Investing mindset: Generally both credit and equity tend to have your fundamental bottom up shops, more trading oriented firms, benchmark huggers, etc., but worth noting that offered products can make a big difference. Some equity mutual funds can be more flexible (e.g. longer time horizon, less focus on vol, more thematic investing), while credit asset managers typically have significantly more constraints. For example, CLOs are competitive products that require really strict adherence to allocations across ratings, sector, duration and given the securitized structure, buyers being insurance cos, etc., performing credit shops will care a lot about even the fewest bps of outperformance, WARF, and other factors that don't apply to equity side. Equity tends to be competitive for a different reason (e.g. spreads are arbed out, quant players, fund flow driven, ETFs, etc.)

WLB: I would say both have pretty good WLB ranging from 50 to 60 hours. Maybe some more intensive shops can get to 80 hours during earnings season. Really depends on how lean the team is (how big each analyst's coverage is).

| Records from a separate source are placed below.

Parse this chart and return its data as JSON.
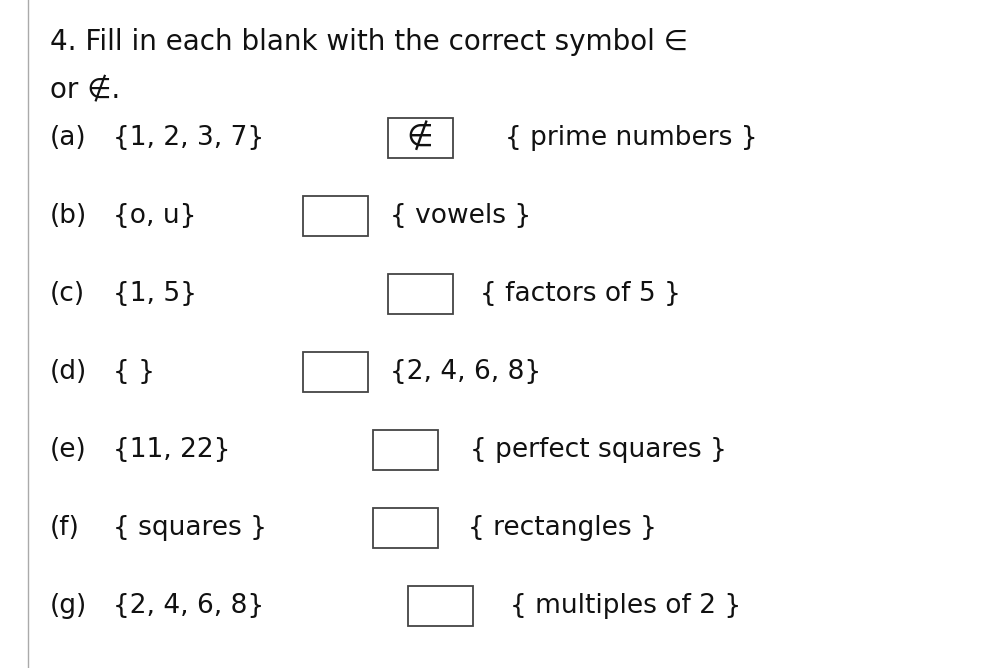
{
  "title_line1": "4. Fill in each blank with the correct symbol ∈",
  "title_line2": "or ∉.",
  "background_color": "#ffffff",
  "text_color": "#111111",
  "lines": [
    {
      "label": "(a)",
      "left": "{1, 2, 3, 7}",
      "symbol": "∉",
      "right": "{ prime numbers }",
      "box_symbol": true
    },
    {
      "label": "(b)",
      "left": "{o, u}",
      "symbol": "",
      "right": "{ vowels }",
      "box_symbol": false
    },
    {
      "label": "(c)",
      "left": "{1, 5}",
      "symbol": "",
      "right": "{ factors of 5 }",
      "box_symbol": false
    },
    {
      "label": "(d)",
      "left": "{ }",
      "symbol": "",
      "right": "{2, 4, 6, 8}",
      "box_symbol": false
    },
    {
      "label": "(e)",
      "left": "{11, 22}",
      "symbol": "",
      "right": "{ perfect squares }",
      "box_symbol": false
    },
    {
      "label": "(f)",
      "left": "{ squares }",
      "symbol": "",
      "right": "{ rectangles }",
      "box_symbol": false
    },
    {
      "label": "(g)",
      "left": "{2, 4, 6, 8}",
      "symbol": "",
      "right": "{ multiples of 2 }",
      "box_symbol": false
    }
  ],
  "figsize": [
    9.85,
    6.68
  ],
  "dpi": 100,
  "font_size": 19
}
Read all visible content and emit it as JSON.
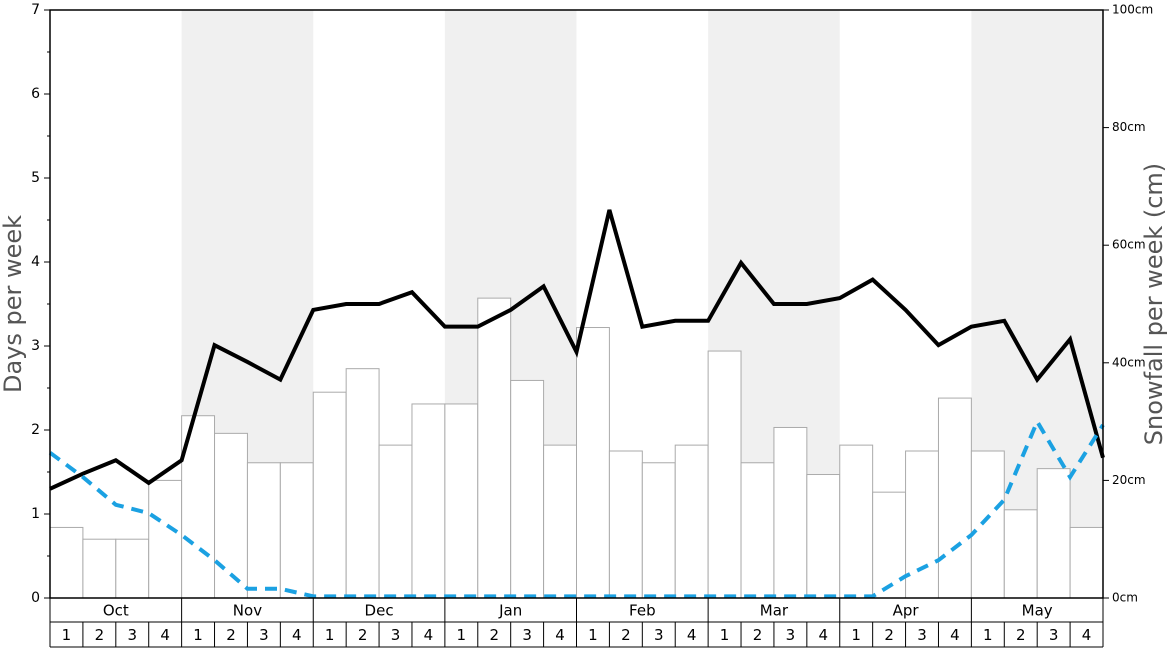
{
  "chart_data": {
    "type": "combo",
    "y_label": "Days per week",
    "y2_label": "Snowfall per week (cm)",
    "months": [
      "Oct",
      "Nov",
      "Dec",
      "Jan",
      "Feb",
      "Mar",
      "Apr",
      "May"
    ],
    "categories": [
      "1",
      "2",
      "3",
      "4",
      "1",
      "2",
      "3",
      "4",
      "1",
      "2",
      "3",
      "4",
      "1",
      "2",
      "3",
      "4",
      "1",
      "2",
      "3",
      "4",
      "1",
      "2",
      "3",
      "4",
      "1",
      "2",
      "3",
      "4",
      "1",
      "2",
      "3",
      "4"
    ],
    "xlim": [
      0,
      32
    ],
    "ylim": [
      0,
      7
    ],
    "yticks": [
      0,
      1,
      2,
      3,
      4,
      5,
      6,
      7
    ],
    "y2lim": [
      0,
      100
    ],
    "y2ticks": [
      {
        "value": 0,
        "label": "0cm"
      },
      {
        "value": 20,
        "label": "20cm"
      },
      {
        "value": 40,
        "label": "40cm"
      },
      {
        "value": 60,
        "label": "60cm"
      },
      {
        "value": 80,
        "label": "80cm"
      },
      {
        "value": 100,
        "label": "100cm"
      }
    ],
    "band_color": "#f0f0f0",
    "series": [
      {
        "type": "bar",
        "axis": "y2",
        "color": "#ffffff",
        "edge": "#aaaaaa",
        "values": [
          12,
          10,
          10,
          20,
          31,
          28,
          23,
          23,
          35,
          39,
          26,
          33,
          33,
          51,
          37,
          26,
          46,
          25,
          23,
          26,
          42,
          23,
          29,
          21,
          26,
          18,
          25,
          34,
          25,
          15,
          22,
          12
        ]
      },
      {
        "type": "line",
        "color": "#000000",
        "dashed": false,
        "x": [
          0,
          1,
          2,
          3,
          4,
          5,
          6,
          7,
          8,
          9,
          10,
          11,
          12,
          13,
          14,
          15,
          16,
          17,
          18,
          19,
          20,
          21,
          22,
          23,
          24,
          25,
          26,
          27,
          28,
          29,
          30,
          31,
          32
        ],
        "values": [
          1.3,
          1.48,
          1.64,
          1.37,
          1.64,
          3.01,
          2.81,
          2.6,
          3.43,
          3.5,
          3.5,
          3.64,
          3.23,
          3.23,
          3.43,
          3.71,
          2.93,
          4.62,
          3.23,
          3.3,
          3.3,
          3.99,
          3.5,
          3.5,
          3.57,
          3.79,
          3.43,
          3.01,
          3.23,
          3.3,
          2.6,
          3.08,
          1.67
        ]
      },
      {
        "type": "line",
        "color": "#1ba1e2",
        "dashed": true,
        "x": [
          0,
          1,
          2,
          3,
          4,
          5,
          6,
          7,
          8,
          9,
          10,
          11,
          12,
          13,
          14,
          15,
          16,
          17,
          18,
          19,
          20,
          21,
          22,
          23,
          24,
          25,
          26,
          27,
          28,
          29,
          30,
          31,
          32
        ],
        "values": [
          1.73,
          1.44,
          1.11,
          1.01,
          0.75,
          0.45,
          0.11,
          0.11,
          0.02,
          0.02,
          0.02,
          0.02,
          0.02,
          0.02,
          0.02,
          0.02,
          0.02,
          0.02,
          0.02,
          0.02,
          0.02,
          0.02,
          0.02,
          0.02,
          0.02,
          0.02,
          0.26,
          0.45,
          0.75,
          1.17,
          2.1,
          1.44,
          2.06
        ]
      }
    ]
  }
}
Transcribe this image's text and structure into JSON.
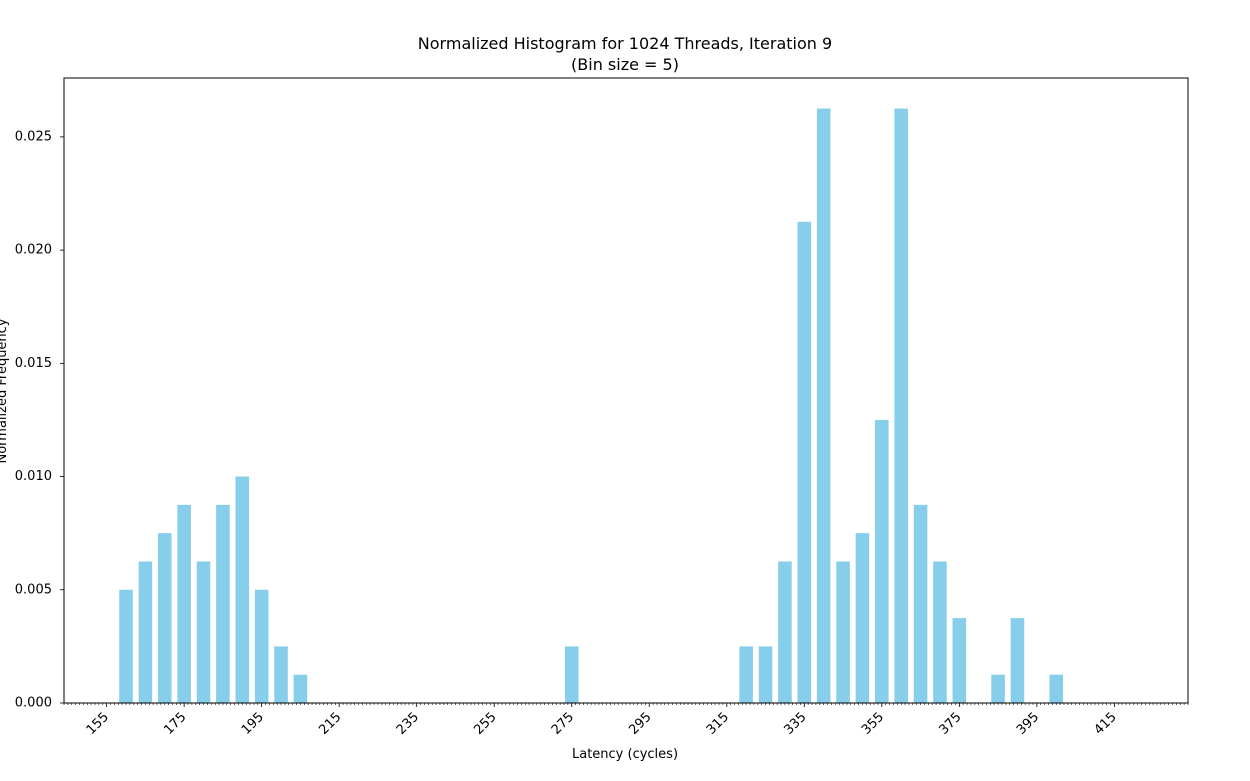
{
  "chart_data": {
    "type": "bar",
    "title": "Normalized Histogram for 1024 Threads, Iteration 9",
    "subtitle": "(Bin size = 5)",
    "xlabel": "Latency (cycles)",
    "ylabel": "Normalized Frequency",
    "bin_size": 5,
    "x": [
      160,
      165,
      170,
      175,
      180,
      185,
      190,
      195,
      200,
      205,
      275,
      320,
      325,
      330,
      335,
      340,
      345,
      350,
      355,
      360,
      365,
      370,
      375,
      385,
      390,
      400
    ],
    "values": [
      0.005,
      0.00625,
      0.0075,
      0.00875,
      0.00625,
      0.00875,
      0.01,
      0.005,
      0.0025,
      0.00125,
      0.0025,
      0.0025,
      0.0025,
      0.00625,
      0.02125,
      0.02625,
      0.00625,
      0.0075,
      0.0125,
      0.02625,
      0.00875,
      0.00625,
      0.00375,
      0.00125,
      0.00375,
      0.00125
    ],
    "xlim": [
      144,
      434
    ],
    "ylim": [
      0,
      0.0276
    ],
    "x_ticks": [
      155,
      175,
      195,
      215,
      235,
      255,
      275,
      295,
      315,
      335,
      355,
      375,
      395,
      415
    ],
    "y_ticks": [
      0.0,
      0.005,
      0.01,
      0.015,
      0.02,
      0.025
    ],
    "y_tick_labels": [
      "0.000",
      "0.005",
      "0.010",
      "0.015",
      "0.020",
      "0.025"
    ],
    "bar_color": "#87ceeb",
    "grid": false,
    "legend": "none"
  }
}
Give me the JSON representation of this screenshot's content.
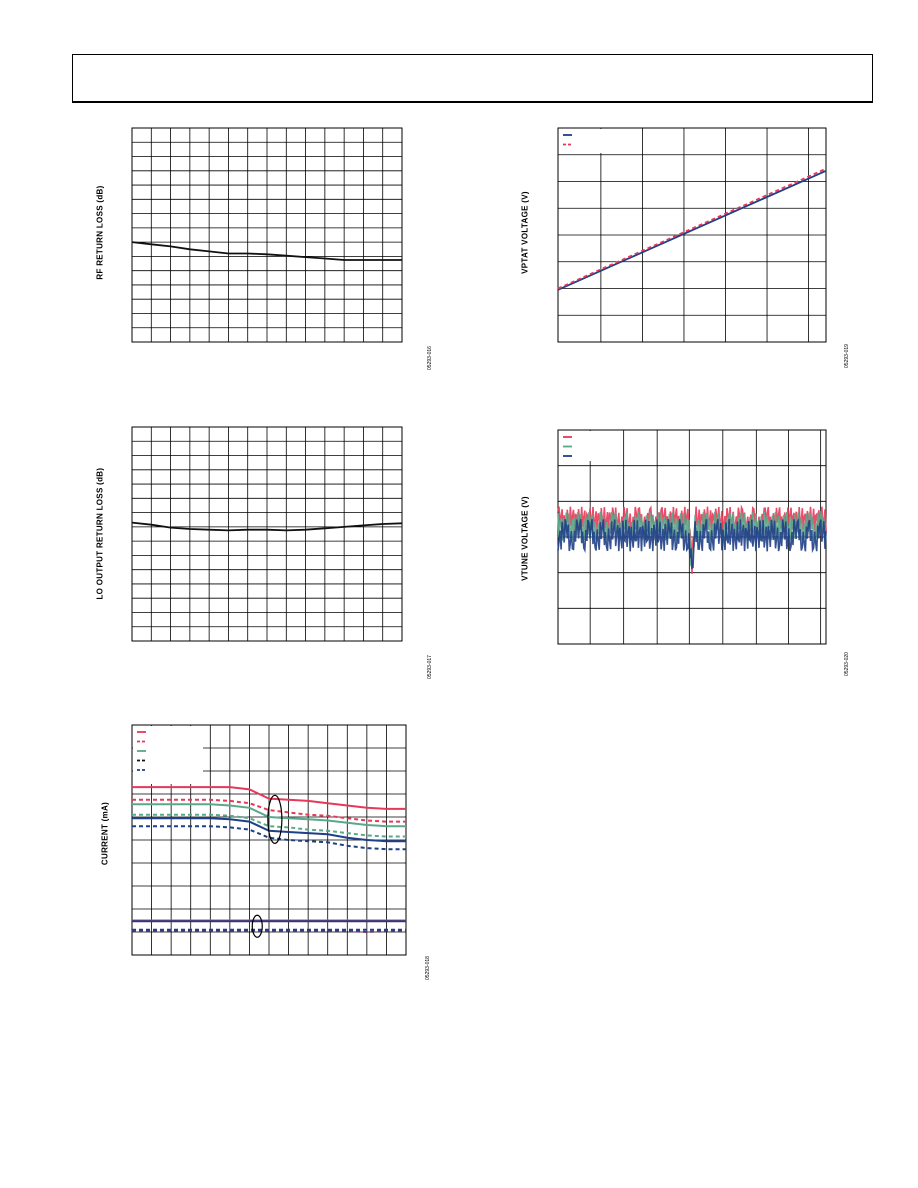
{
  "page": {
    "header_text": ""
  },
  "colors": {
    "red": "#e8385a",
    "green": "#5aa88a",
    "blue": "#1f3f86",
    "black": "#111111",
    "purple": "#7a2a6a"
  },
  "chart_data": [
    {
      "id": "rf-return-loss",
      "type": "line",
      "ylabel": "RF RETURN LOSS (dB)",
      "figure_code": "05293-016",
      "grid": true,
      "x": [
        0,
        1,
        2,
        3,
        4,
        5,
        6,
        7,
        8,
        9,
        10,
        11,
        12,
        13,
        14
      ],
      "xlim": [
        0,
        14
      ],
      "ylim": [
        0,
        15
      ],
      "series": [
        {
          "color": "black",
          "values": [
            7.0,
            6.85,
            6.7,
            6.5,
            6.35,
            6.2,
            6.2,
            6.15,
            6.05,
            5.95,
            5.85,
            5.75,
            5.75,
            5.75,
            5.75
          ]
        }
      ]
    },
    {
      "id": "vptat-voltage",
      "type": "line",
      "ylabel": "VPTAT VOLTAGE (V)",
      "figure_code": "05293-019",
      "grid": true,
      "legend": true,
      "xlim": [
        0,
        31
      ],
      "ylim": [
        0,
        8
      ],
      "x": [
        0,
        31
      ],
      "series": [
        {
          "color": "blue",
          "dash": false,
          "values": [
            1.95,
            6.4
          ]
        },
        {
          "color": "red",
          "dash": true,
          "values": [
            2.0,
            6.48
          ]
        }
      ]
    },
    {
      "id": "lo-output-return-loss",
      "type": "line",
      "ylabel": "LO OUTPUT RETURN LOSS (dB)",
      "figure_code": "05293-017",
      "grid": true,
      "x": [
        0,
        1,
        2,
        3,
        4,
        5,
        6,
        7,
        8,
        9,
        10,
        11,
        12,
        13,
        14
      ],
      "xlim": [
        0,
        14
      ],
      "ylim": [
        0,
        15
      ],
      "series": [
        {
          "color": "black",
          "values": [
            8.3,
            8.15,
            7.95,
            7.85,
            7.8,
            7.75,
            7.8,
            7.8,
            7.75,
            7.8,
            7.9,
            8.0,
            8.1,
            8.2,
            8.25
          ]
        }
      ]
    },
    {
      "id": "vtune-voltage",
      "type": "line",
      "ylabel": "VTUNE VOLTAGE (V)",
      "figure_code": "05293-020",
      "grid": true,
      "legend": true,
      "xlim": [
        0,
        100
      ],
      "ylim": [
        0,
        6
      ],
      "series": [
        {
          "color": "red",
          "base": 3.5,
          "amp": 0.35
        },
        {
          "color": "green",
          "base": 3.3,
          "amp": 0.4
        },
        {
          "color": "blue",
          "base": 3.05,
          "amp": 0.45
        }
      ]
    },
    {
      "id": "current",
      "type": "line",
      "ylabel": "CURRENT (mA)",
      "figure_code": "05293-018",
      "grid": true,
      "legend": true,
      "x": [
        0,
        1,
        2,
        3,
        4,
        5,
        6,
        7,
        8,
        9,
        10,
        11,
        12,
        13,
        14
      ],
      "xlim": [
        0,
        14
      ],
      "ylim": [
        0,
        10
      ],
      "series": [
        {
          "color": "red",
          "dash": false,
          "values": [
            7.3,
            7.3,
            7.3,
            7.3,
            7.3,
            7.3,
            7.2,
            6.8,
            6.75,
            6.7,
            6.6,
            6.5,
            6.4,
            6.35,
            6.35
          ]
        },
        {
          "color": "red",
          "dash": true,
          "values": [
            6.75,
            6.75,
            6.75,
            6.75,
            6.75,
            6.7,
            6.6,
            6.3,
            6.2,
            6.1,
            6.05,
            5.95,
            5.85,
            5.8,
            5.8
          ]
        },
        {
          "color": "green",
          "dash": false,
          "values": [
            6.55,
            6.55,
            6.55,
            6.55,
            6.55,
            6.5,
            6.4,
            6.0,
            5.95,
            5.9,
            5.85,
            5.75,
            5.65,
            5.6,
            5.6
          ]
        },
        {
          "color": "green",
          "dash": true,
          "values": [
            6.1,
            6.1,
            6.1,
            6.1,
            6.1,
            6.05,
            5.95,
            5.6,
            5.55,
            5.45,
            5.4,
            5.3,
            5.2,
            5.15,
            5.15
          ]
        },
        {
          "color": "blue",
          "dash": false,
          "values": [
            5.95,
            5.95,
            5.95,
            5.95,
            5.95,
            5.9,
            5.8,
            5.4,
            5.35,
            5.3,
            5.25,
            5.1,
            5.0,
            4.95,
            4.95
          ]
        },
        {
          "color": "blue",
          "dash": true,
          "values": [
            5.6,
            5.6,
            5.6,
            5.6,
            5.6,
            5.55,
            5.45,
            5.1,
            5.0,
            4.95,
            4.9,
            4.75,
            4.65,
            4.6,
            4.6
          ]
        },
        {
          "color": "red",
          "dash": false,
          "values": [
            1.5,
            1.5,
            1.5,
            1.5,
            1.5,
            1.5,
            1.5,
            1.5,
            1.5,
            1.5,
            1.5,
            1.5,
            1.5,
            1.5,
            1.5
          ]
        },
        {
          "color": "blue",
          "dash": false,
          "values": [
            1.47,
            1.47,
            1.47,
            1.47,
            1.47,
            1.47,
            1.47,
            1.47,
            1.47,
            1.47,
            1.47,
            1.47,
            1.47,
            1.47,
            1.47
          ]
        },
        {
          "color": "purple",
          "dash": true,
          "values": [
            1.05,
            1.05,
            1.05,
            1.05,
            1.05,
            1.05,
            1.05,
            1.05,
            1.05,
            1.05,
            1.05,
            1.05,
            1.0,
            1.05,
            1.05
          ]
        },
        {
          "color": "blue",
          "dash": true,
          "values": [
            1.1,
            1.1,
            1.1,
            1.1,
            1.1,
            1.1,
            1.1,
            1.1,
            1.1,
            1.1,
            1.1,
            1.1,
            1.1,
            1.1,
            1.1
          ]
        }
      ]
    }
  ]
}
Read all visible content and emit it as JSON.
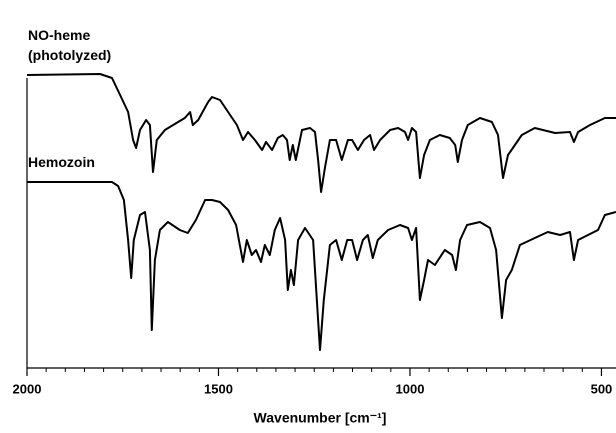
{
  "chart_data": {
    "type": "line",
    "xlabel": "Wavenumber [cm⁻¹]",
    "xlim": [
      2000,
      462
    ],
    "xticks": [
      2000,
      1500,
      1000,
      500
    ],
    "xminorticks": [
      1950,
      1900,
      1850,
      1800,
      1750,
      1700,
      1650,
      1600,
      1550,
      1450,
      1400,
      1350,
      1300,
      1250,
      1200,
      1150,
      1100,
      1050,
      950,
      900,
      850,
      800,
      750,
      700,
      650,
      600,
      550
    ],
    "ylim": [
      0,
      320
    ],
    "series": [
      {
        "name": "NO-heme (photolyzed)",
        "color": "#000000",
        "x": [
          2000,
          1809,
          1778,
          1757,
          1736,
          1723,
          1715,
          1705,
          1689,
          1679,
          1671,
          1661,
          1640,
          1614,
          1588,
          1574,
          1567,
          1553,
          1527,
          1517,
          1496,
          1475,
          1452,
          1436,
          1423,
          1405,
          1386,
          1376,
          1360,
          1345,
          1332,
          1321,
          1314,
          1306,
          1298,
          1282,
          1261,
          1248,
          1240,
          1232,
          1222,
          1209,
          1193,
          1178,
          1162,
          1151,
          1136,
          1120,
          1104,
          1094,
          1078,
          1052,
          1031,
          1013,
          1005,
          995,
          984,
          974,
          963,
          948,
          922,
          896,
          882,
          875,
          864,
          849,
          817,
          786,
          770,
          757,
          744,
          726,
          708,
          674,
          621,
          582,
          572,
          561,
          530,
          491,
          462
        ],
        "values": [
          293,
          294,
          290,
          273,
          256,
          228,
          220,
          238,
          248,
          243,
          196,
          228,
          238,
          244,
          250,
          256,
          243,
          248,
          266,
          271,
          268,
          256,
          243,
          228,
          236,
          228,
          218,
          226,
          218,
          230,
          233,
          228,
          208,
          223,
          208,
          238,
          240,
          236,
          208,
          176,
          200,
          228,
          228,
          208,
          228,
          228,
          218,
          228,
          233,
          218,
          228,
          238,
          240,
          236,
          228,
          240,
          236,
          190,
          213,
          228,
          233,
          230,
          223,
          206,
          228,
          243,
          250,
          246,
          233,
          190,
          213,
          223,
          233,
          240,
          235,
          236,
          226,
          236,
          243,
          250,
          250
        ]
      },
      {
        "name": "Hemozoin",
        "color": "#000000",
        "x": [
          2000,
          1778,
          1762,
          1747,
          1736,
          1728,
          1721,
          1705,
          1692,
          1679,
          1674,
          1666,
          1653,
          1632,
          1601,
          1580,
          1559,
          1535,
          1517,
          1496,
          1475,
          1454,
          1436,
          1426,
          1413,
          1402,
          1389,
          1379,
          1366,
          1353,
          1339,
          1326,
          1319,
          1311,
          1303,
          1292,
          1274,
          1253,
          1240,
          1235,
          1225,
          1209,
          1193,
          1178,
          1164,
          1151,
          1138,
          1123,
          1110,
          1097,
          1084,
          1057,
          1026,
          1005,
          995,
          984,
          974,
          963,
          953,
          935,
          909,
          890,
          880,
          869,
          851,
          817,
          791,
          775,
          760,
          749,
          734,
          713,
          674,
          640,
          608,
          582,
          572,
          561,
          535,
          509,
          491,
          462
        ],
        "values": [
          186,
          186,
          182,
          168,
          128,
          90,
          128,
          153,
          156,
          118,
          38,
          108,
          138,
          146,
          138,
          135,
          148,
          168,
          168,
          166,
          158,
          143,
          106,
          128,
          113,
          118,
          106,
          123,
          113,
          138,
          150,
          128,
          78,
          98,
          83,
          128,
          140,
          128,
          48,
          18,
          68,
          123,
          128,
          108,
          128,
          128,
          108,
          128,
          133,
          110,
          128,
          138,
          143,
          140,
          128,
          140,
          68,
          88,
          108,
          103,
          118,
          113,
          98,
          128,
          143,
          146,
          140,
          118,
          50,
          88,
          98,
          123,
          130,
          136,
          133,
          136,
          108,
          128,
          133,
          138,
          153,
          156
        ]
      }
    ]
  }
}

Comp: Anecdotally, it seems credit side pays more at junior level; can debate complexity of product, but credit AM hiring tends to favor slightly more experienced associates with one to three years of sellside credit experience. Equity tends to hire straight from the gamut of undergrad to MBA. Can't speak to MBA pay, but undergrad pay seems to be low even accounting for WLB. Beyond that, other factors to consider include fees (typically compressed for both equity and credit), AUM (asset aggregation is name of the game), how wide the bench is (hierarchy, number of PMs, analyst promotes). I would guess equity is generally higher comp as a PM at a top shop, but there are a lot more PM seats at a lot more credit shops. Really hard to compare here lol.

Career progression: junior analyst, senior analyst, junior PM, senior PM typically tends to be the standard for both equity and credit. There's a lot of people on this forum that talk about LO seats being incredibly coveted, but I think one thing to note is that most firms I've interacted with are incredibly slow to change, slow to promote, and incredibly political in rewarding individual contribution. The goal of having multiple PMs and multiple analysts is to reduce reliance on individuals, as such, you might not have as many opportunities to really highlight your skills as a junior which in turn prevents you from working your way up the ladder. Star performance only matters insofar as it helps raise capital, and the return profile doesn't really aim for home runs, so might not be as meritocratic as you expect. PMs tend to be in their seats longer which may also cause firms to be top heavy with higher lower level churn, and given the job isn't rocket science, nepotism can play a big part in who gets tapped for new opportunities. Maybe ask an equity person for their take on this as it may differ for large firms with more structured programs.

 

Speaking more to Fido than Wellington as I don't know the latter well. Generally speaking, there is probably lower ceiling on comp with slightly better career stability (less likely to get laid off) in HY at these shops. At Fido at least, think WLB was prob worse than the avg. asset manager and HY and equity folks both worked quite hard. Culture in Fido's HY group was very difficult for a long time but seems to have improved as some very senior folks left in the last ~5ish yrs

 

Thanks for your insight. How much lower of a comp ceiling, out of curiosity? Like a 15% discount, or a 50% discount?

 

Very helpful thread. What does comp look like for analysts that have been around for 10-12 years or so? Is there a difference between credit and equity?